De petites mensualités

Le placement en assurance-vie est aussi plus accessible, puisque certaines polices permettent un versement mensuel de 50 dollars par mois, contre les 1 000 dollars généralement nécessaires pour l’ouverture d’un dépôt à terme. L’assurance-vie a d’autre part l’avantage de contraindre l’assuré à l’épargne, par l’intermédiaire de versements réguliers.

Mais ces avantages sont relativement méconnus. « Beaucoup d’intermédiaires ou d’employés des compagnies d’assurances manquent des qualifications nécessaires et d’accès à des formations continues pour pouvoir bien expliquer le fonctionnement et l’intérêt de ces polices au client », déplore un expert du secteur, qui préfère ne pas être cité. Dans son rapport sur le Liban dévoilé en janvier, le cabinet de conseil McKinsey recommande ainsi « le développement de nouveaux produits et l’amélioration des méthodes de marketing, de vente et de distribution pour toutes les polices d’assurance-vie ».

Fiscalité défavorable

Ajoutons à ce combat à armes inégales la fiscalité peu amène de l’assurance-vie. Les rendements sont imposés à 10 %, quand les intérêts des dépôts bancaires ne le sont qu’à 7 %. « Les Libanais n’ont aucune incitation fiscale à souscrire à une assurance-vie. C’est même pire, ils en sont découragés, commente le même expert. Et encore, ce déséquilibre s’est réduit, car avant 2017 l’imposition des intérêts sur les dépôts n’était que de 5 %. »

Un répit de trois ans devrait être accordé aux assurances-vie sur ce point avec le budget 2019 qui prévoit d’élever à 10 % l’imposition des intérêts bancaires.

D’autre part, les bénéficiaires des “prestations” d’assurance-vie – le capital versé en cas de décès de l’assuré – sont redevables d’un droit forfaitaire de 5 %. À l’inverse, les dépôts à terme, quand il s’agit de comptes joints, échappent aux droits de succession.

Enfin, les produits collectifs d’épargne en assurance-vie ont une fiscalité dissuasive pour les entreprises. Si l’employeur y contribue, sa participation est considérée comme part de la rémunération de l’employé et fait donc l’objet de cotisations sociales et patronales. « Nous faisons du lobbying par l’intermédiaire de l’Association des compagnies d’assurances au Liban (Acal) pour actualiser ce cadre fiscal », remarque Bassem Assi.

Un levier économique

Pourtant, dans beaucoup de pays, les produits d’assurance bénéficient d’un régime fiscal favorable, les États reconnaissant la fonction économique de cette industrie. L’assurance-vie peut en effet jouer un rôle de stabilisateur économique, en protégeant les ménages en cas de chocs, qu’ils soient de nature privée ou collective comme les catastrophes naturelles ou les crises financières.

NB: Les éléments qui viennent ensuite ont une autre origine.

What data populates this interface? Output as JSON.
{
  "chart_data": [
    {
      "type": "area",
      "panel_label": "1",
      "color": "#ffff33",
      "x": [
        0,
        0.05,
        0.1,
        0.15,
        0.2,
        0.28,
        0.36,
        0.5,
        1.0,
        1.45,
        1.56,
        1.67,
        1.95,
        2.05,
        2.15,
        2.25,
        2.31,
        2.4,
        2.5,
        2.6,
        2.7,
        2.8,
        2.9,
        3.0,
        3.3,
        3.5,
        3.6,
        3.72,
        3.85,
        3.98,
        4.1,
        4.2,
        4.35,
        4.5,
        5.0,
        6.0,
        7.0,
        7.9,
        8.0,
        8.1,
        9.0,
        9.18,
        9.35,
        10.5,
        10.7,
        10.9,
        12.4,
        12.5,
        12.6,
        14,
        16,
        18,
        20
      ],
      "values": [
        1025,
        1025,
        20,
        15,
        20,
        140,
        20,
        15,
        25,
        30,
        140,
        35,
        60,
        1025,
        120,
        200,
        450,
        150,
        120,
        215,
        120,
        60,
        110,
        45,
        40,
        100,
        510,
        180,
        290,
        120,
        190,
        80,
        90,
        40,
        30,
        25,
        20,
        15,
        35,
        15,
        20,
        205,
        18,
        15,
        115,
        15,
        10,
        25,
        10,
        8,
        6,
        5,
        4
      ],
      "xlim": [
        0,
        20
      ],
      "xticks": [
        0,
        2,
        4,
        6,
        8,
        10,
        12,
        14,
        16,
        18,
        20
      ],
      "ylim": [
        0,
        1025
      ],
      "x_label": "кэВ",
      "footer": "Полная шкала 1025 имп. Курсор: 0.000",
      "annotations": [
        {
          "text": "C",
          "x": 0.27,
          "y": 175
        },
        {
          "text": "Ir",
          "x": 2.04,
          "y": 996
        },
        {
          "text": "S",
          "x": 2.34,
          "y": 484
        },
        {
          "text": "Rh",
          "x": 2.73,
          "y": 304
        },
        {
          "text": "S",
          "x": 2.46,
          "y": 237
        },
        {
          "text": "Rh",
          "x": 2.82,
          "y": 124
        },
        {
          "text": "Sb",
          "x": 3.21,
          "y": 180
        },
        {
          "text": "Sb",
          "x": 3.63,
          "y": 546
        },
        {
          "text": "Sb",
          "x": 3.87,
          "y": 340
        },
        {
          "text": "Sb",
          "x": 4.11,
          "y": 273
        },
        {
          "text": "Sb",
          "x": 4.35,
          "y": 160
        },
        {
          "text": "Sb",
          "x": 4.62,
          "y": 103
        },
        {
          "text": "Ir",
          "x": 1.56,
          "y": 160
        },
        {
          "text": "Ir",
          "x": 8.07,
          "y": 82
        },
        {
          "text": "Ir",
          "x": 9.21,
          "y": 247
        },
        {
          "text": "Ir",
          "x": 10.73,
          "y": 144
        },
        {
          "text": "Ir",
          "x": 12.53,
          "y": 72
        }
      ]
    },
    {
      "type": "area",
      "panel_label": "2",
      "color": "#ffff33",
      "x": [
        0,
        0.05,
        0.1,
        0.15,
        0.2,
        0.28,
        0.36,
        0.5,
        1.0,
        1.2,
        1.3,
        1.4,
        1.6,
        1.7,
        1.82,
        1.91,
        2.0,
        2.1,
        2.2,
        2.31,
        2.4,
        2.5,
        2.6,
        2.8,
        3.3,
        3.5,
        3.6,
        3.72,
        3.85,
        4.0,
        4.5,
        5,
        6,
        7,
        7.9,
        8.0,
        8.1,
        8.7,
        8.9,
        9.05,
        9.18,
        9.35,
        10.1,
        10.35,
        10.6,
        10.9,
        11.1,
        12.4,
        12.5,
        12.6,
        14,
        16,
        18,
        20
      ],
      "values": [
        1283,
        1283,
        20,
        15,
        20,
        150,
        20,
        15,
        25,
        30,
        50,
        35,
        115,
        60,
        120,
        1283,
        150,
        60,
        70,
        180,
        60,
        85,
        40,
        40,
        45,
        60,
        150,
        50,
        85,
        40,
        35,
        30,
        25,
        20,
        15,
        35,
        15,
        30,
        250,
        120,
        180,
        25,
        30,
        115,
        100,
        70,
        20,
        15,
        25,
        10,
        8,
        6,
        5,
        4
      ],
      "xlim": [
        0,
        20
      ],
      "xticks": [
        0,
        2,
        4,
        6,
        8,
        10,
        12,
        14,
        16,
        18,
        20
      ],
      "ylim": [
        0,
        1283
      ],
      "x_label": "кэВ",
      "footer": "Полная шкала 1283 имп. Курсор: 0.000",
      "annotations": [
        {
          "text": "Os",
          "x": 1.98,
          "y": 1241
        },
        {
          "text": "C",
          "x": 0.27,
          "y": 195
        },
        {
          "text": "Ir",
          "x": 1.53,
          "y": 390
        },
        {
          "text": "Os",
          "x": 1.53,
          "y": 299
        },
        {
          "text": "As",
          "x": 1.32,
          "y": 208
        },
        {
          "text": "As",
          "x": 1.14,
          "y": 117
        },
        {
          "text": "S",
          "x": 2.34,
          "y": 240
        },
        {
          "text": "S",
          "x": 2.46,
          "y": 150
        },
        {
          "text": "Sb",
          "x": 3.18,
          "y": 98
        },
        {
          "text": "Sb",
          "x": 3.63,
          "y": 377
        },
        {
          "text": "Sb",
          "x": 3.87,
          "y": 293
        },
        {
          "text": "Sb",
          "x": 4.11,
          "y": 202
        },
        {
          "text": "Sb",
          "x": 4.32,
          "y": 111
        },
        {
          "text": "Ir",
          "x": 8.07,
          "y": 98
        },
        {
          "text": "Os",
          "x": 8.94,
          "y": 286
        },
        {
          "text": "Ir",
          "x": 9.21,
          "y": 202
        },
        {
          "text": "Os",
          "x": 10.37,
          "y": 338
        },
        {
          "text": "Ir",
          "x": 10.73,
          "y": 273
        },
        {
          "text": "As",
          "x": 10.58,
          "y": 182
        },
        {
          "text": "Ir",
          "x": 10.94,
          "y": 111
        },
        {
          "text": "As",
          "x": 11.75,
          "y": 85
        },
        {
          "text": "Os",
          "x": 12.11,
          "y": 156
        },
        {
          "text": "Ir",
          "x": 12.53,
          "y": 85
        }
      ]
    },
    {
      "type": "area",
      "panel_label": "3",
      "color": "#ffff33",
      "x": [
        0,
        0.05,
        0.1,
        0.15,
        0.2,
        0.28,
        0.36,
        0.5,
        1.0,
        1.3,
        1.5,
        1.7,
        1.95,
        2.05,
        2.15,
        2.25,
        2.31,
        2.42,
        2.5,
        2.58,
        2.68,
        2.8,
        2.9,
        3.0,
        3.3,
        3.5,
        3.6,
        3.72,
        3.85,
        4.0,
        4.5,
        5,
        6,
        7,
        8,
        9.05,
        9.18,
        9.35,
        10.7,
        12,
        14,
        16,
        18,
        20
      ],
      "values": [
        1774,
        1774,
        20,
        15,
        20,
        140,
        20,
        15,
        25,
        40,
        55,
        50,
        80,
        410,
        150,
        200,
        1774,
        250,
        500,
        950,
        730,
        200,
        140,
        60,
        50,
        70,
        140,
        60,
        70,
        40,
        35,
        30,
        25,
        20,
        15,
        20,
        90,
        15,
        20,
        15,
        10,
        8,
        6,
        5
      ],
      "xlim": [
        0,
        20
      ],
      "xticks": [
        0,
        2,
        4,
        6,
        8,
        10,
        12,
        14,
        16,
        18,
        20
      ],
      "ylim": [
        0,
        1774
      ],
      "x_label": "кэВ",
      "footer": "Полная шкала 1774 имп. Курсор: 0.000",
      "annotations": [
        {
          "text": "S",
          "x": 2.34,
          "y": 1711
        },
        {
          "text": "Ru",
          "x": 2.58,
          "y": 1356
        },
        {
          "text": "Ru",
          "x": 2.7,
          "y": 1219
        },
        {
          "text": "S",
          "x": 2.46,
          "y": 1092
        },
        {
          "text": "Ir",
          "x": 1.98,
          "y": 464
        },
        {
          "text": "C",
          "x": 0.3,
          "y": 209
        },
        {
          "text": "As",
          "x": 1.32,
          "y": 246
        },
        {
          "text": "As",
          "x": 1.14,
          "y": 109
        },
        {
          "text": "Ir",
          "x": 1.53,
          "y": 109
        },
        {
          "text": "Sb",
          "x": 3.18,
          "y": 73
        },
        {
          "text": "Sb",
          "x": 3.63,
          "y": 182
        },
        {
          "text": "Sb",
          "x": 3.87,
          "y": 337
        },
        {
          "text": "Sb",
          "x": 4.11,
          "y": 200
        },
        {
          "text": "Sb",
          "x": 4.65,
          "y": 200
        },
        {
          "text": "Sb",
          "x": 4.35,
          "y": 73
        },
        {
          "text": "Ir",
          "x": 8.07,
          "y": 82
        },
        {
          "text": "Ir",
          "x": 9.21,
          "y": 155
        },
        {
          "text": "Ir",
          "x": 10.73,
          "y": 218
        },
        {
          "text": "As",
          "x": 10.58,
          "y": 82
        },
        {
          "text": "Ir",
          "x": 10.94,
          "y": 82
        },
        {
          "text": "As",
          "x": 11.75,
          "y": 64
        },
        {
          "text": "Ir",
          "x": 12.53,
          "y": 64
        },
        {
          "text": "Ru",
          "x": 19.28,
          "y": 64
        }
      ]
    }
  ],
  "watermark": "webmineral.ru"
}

L’assurance est également une source de financement stable pour l’économie, car elle favorise le crédit et l’investissement dans une perspective de long terme. Cette capacité de levier dépend toutefois des opportunités d’investissement. Or au Liban, où les assureurs sont tenus d’investir au moins la moitié de leurs actifs, le panel de placements de long terme est restreint. L’essentiel des actifs sont placés dans des bons du Trésor ou des dépôts bancaires, et servent donc à financer l’État.